Von Ferdinand Laudage.
Bei einem Gros der männlichen Leserschaft dürfte der in Gibraltar geborene Vérollet mit seinem ersten teils autobiografischen Roman für reichlich Déjà-vu-Erlebnisse sorgen: Schon das erste Kapitel berichtet von der „Wahrheit über Wrestling“ und fühlt sich wie ein neuerlicher Tiefschlag an. Nicht weniger dramatisch und auch gut bekannt: Als Antwort auf die Frage „Willst du mit mir gehen?“ eine Gegenfrage mit „Wohin?“ zu erhalten. Für jeden Halbwüchsigen zieht so etwas einen kleinen Weltuntergang nach sich.
Ordnung muss sein
Der von Phobien geplagte Ich-Erzähler hat das Pech augenscheinlich gepachtet: So saugt er versehentlich seinen unter dem Bett versteckten Wellensittich schlichtweg auf, weil er von seinen Eltern zur Ordnung angehalten wird. Aus dem Flug zum Mond wird auch nichts, weil die werte Frau Mutter noch die Wäsche aufhängen muss. Es ist verflixt. Bis ihm eines Tages das Mädchen, das alles verändert, über den Weg läuft.

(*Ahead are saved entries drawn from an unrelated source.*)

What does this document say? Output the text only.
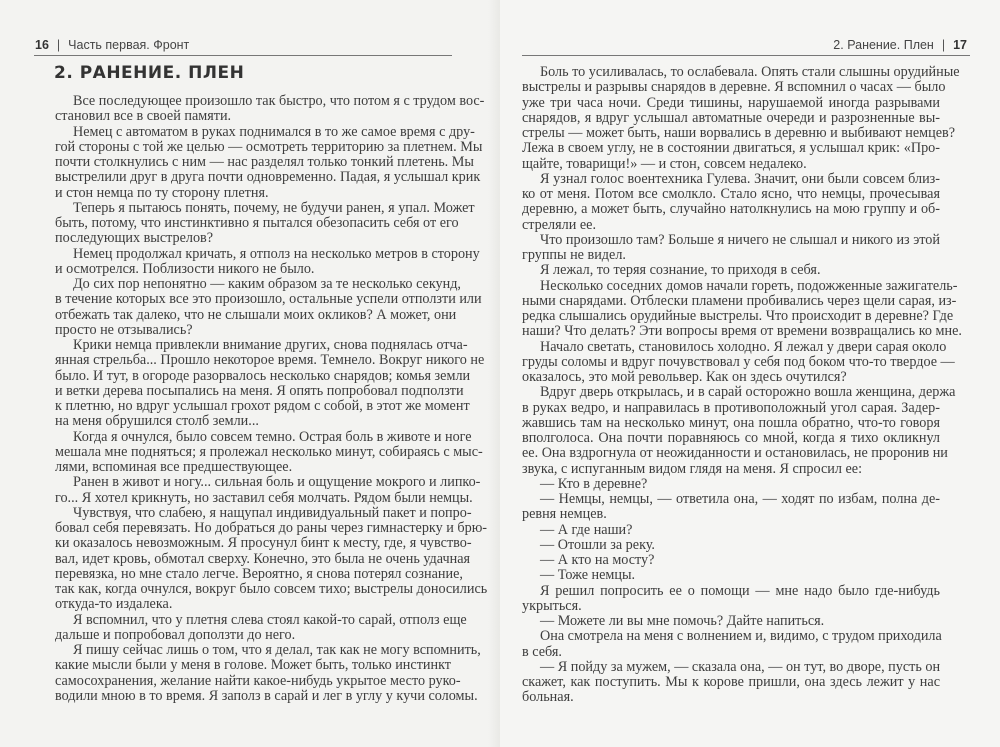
16 | Часть первая. Фронт
2. РАНЕНИЕ. ПЛЕН
Все последующее произошло так быстро, что потом я с трудом вос-
становил все в своей памяти.
Немец с автоматом в руках поднимался в то же самое время с дру-
гой стороны с той же целью — осмотреть территорию за плетнем. Мы
почти столкнулись с ним — нас разделял только тонкий плетень. Мы
выстрелили друг в друга почти одновременно. Падая, я услышал крик
и стон немца по ту сторону плетня.
Теперь я пытаюсь понять, почему, не будучи ранен, я упал. Может
быть, потому, что инстинктивно я пытался обезопасить себя от его
последующих выстрелов?
Немец продолжал кричать, я отполз на несколько метров в сторону
и осмотрелся. Поблизости никого не было.
До сих пор непонятно — каким образом за те несколько секунд,
в течение которых все это произошло, остальные успели отползти или
отбежать так далеко, что не слышали моих окликов? А может, они
просто не отзывались?
Крики немца привлекли внимание других, снова поднялась отча-
янная стрельба... Прошло некоторое время. Темнело. Вокруг никого не
было. И тут, в огороде разорвалось несколько снарядов; комья земли
и ветки дерева посыпались на меня. Я опять попробовал подползти
к плетню, но вдруг услышал грохот рядом с собой, в этот же момент
на меня обрушился столб земли...
Когда я очнулся, было совсем темно. Острая боль в животе и ноге
мешала мне подняться; я пролежал несколько минут, собираясь с мыс-
лями, вспоминая все предшествующее.
Ранен в живот и ногу... сильная боль и ощущение мокрого и липко-
го... Я хотел крикнуть, но заставил себя молчать. Рядом были немцы.
Чувствуя, что слабею, я нащупал индивидуальный пакет и попро-
бовал себя перевязать. Но добраться до раны через гимнастерку и брю-
ки оказалось невозможным. Я просунул бинт к месту, где, я чувство-
вал, идет кровь, обмотал сверху. Конечно, это была не очень удачная
перевязка, но мне стало легче. Вероятно, я снова потерял сознание,
так как, когда очнулся, вокруг было совсем тихо; выстрелы доносились
откуда-то издалека.
Я вспомнил, что у плетня слева стоял какой-то сарай, отполз еще
дальше и попробовал доползти до него.
Я пишу сейчас лишь о том, что я делал, так как не могу вспомнить,
какие мысли были у меня в голове. Может быть, только инстинкт
самосохранения, желание найти какое-нибудь укрытое место руко-
водили мною в то время. Я заполз в сарай и лег в углу у кучи соломы.
2. Ранение. Плен | 17
Боль то усиливалась, то ослабевала. Опять стали слышны орудийные
выстрелы и разрывы снарядов в деревне. Я вспомнил о часах — было
уже три часа ночи. Среди тишины, нарушаемой иногда разрывами
снарядов, я вдруг услышал автоматные очереди и разрозненные вы-
стрелы — может быть, наши ворвались в деревню и выбивают немцев?
Лежа в своем углу, не в состоянии двигаться, я услышал крик: «Про-
щайте, товарищи!» — и стон, совсем недалеко.
Я узнал голос воентехника Гулева. Значит, они были совсем близ-
ко от меня. Потом все смолкло. Стало ясно, что немцы, прочесывая
деревню, а может быть, случайно натолкнулись на мою группу и об-
стреляли ее.
Что произошло там? Больше я ничего не слышал и никого из этой
группы не видел.
Я лежал, то теряя сознание, то приходя в себя.
Несколько соседних домов начали гореть, подожженные зажигатель-
ными снарядами. Отблески пламени пробивались через щели сарая, из-
редка слышались орудийные выстрелы. Что происходит в деревне? Где
наши? Что делать? Эти вопросы время от времени возвращались ко мне.
Начало светать, становилось холодно. Я лежал у двери сарая около
груды соломы и вдруг почувствовал у себя под боком что-то твердое —
оказалось, это мой револьвер. Как он здесь очутился?
Вдруг дверь открылась, и в сарай осторожно вошла женщина, держа
в руках ведро, и направилась в противоположный угол сарая. Задер-
жавшись там на несколько минут, она пошла обратно, что-то говоря
вполголоса. Она почти поравняюсь со мной, когда я тихо окликнул
ее. Она вздрогнула от неожиданности и остановилась, не проронив ни
звука, с испуганным видом глядя на меня. Я спросил ее:
— Кто в деревне?
— Немцы, немцы, — ответила она, — ходят по избам, полна де-
ревня немцев.
— А где наши?
— Отошли за реку.
— А кто на мосту?
— Тоже немцы.
Я решил попросить ее о помощи — мне надо было где-нибудь
укрыться.
— Можете ли вы мне помочь? Дайте напиться.
Она смотрела на меня с волнением и, видимо, с трудом приходила
в себя.
— Я пойду за мужем, — сказала она, — он тут, во дворе, пусть он
скажет, как поступить. Мы к корове пришли, она здесь лежит у нас
больная.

Es ist oft tragisch und komisch zugleich, was Vérollet hier aufs Papier bringt. Manchmal ist sein Humor sogar tiefschwarz. Dass der vom Asthma geplagte Weggefährte Röchel-Chris bereits im Kindesalter seine Mutter verliert, ist bedauerlich. Dass das clevere Kerlchen sich diese Tatsache aber immer wieder zunutze macht, um seinen Willen durchzusetzen, mutiert fortlaufend zum Running Gag, bei dem man stets zwangsläufig schlucken muss.
Geschichten, die nur das junge Leben schreibt
Unzählige kuriose und extravagante Anekdoten aus seinem und dem Leben anderer hat Mischa-Sarim Vérollet in „Warum ich Angst vor Frauen“ zusammengetragen. Dass der Autor dem Lager der Lyriker entstammt, ist zweifelsohne erkennbar, stört aber keineswegs. So wie er auf der Bühne seine Texte performt, schreibt Mischa-Sarim Vérollet auch: komplex, wortgewandt, höchstgradig unterhaltsam. Eine Sammlung von Geschichten, die nur das junge Leben schreibt, wird abgerundet durch ein absolut zeitgemässes Gimmick: die Beigabe einer Bonus-CD mit „entfallenen Szenen“ und vorgetragenen Gedichten vom Autor.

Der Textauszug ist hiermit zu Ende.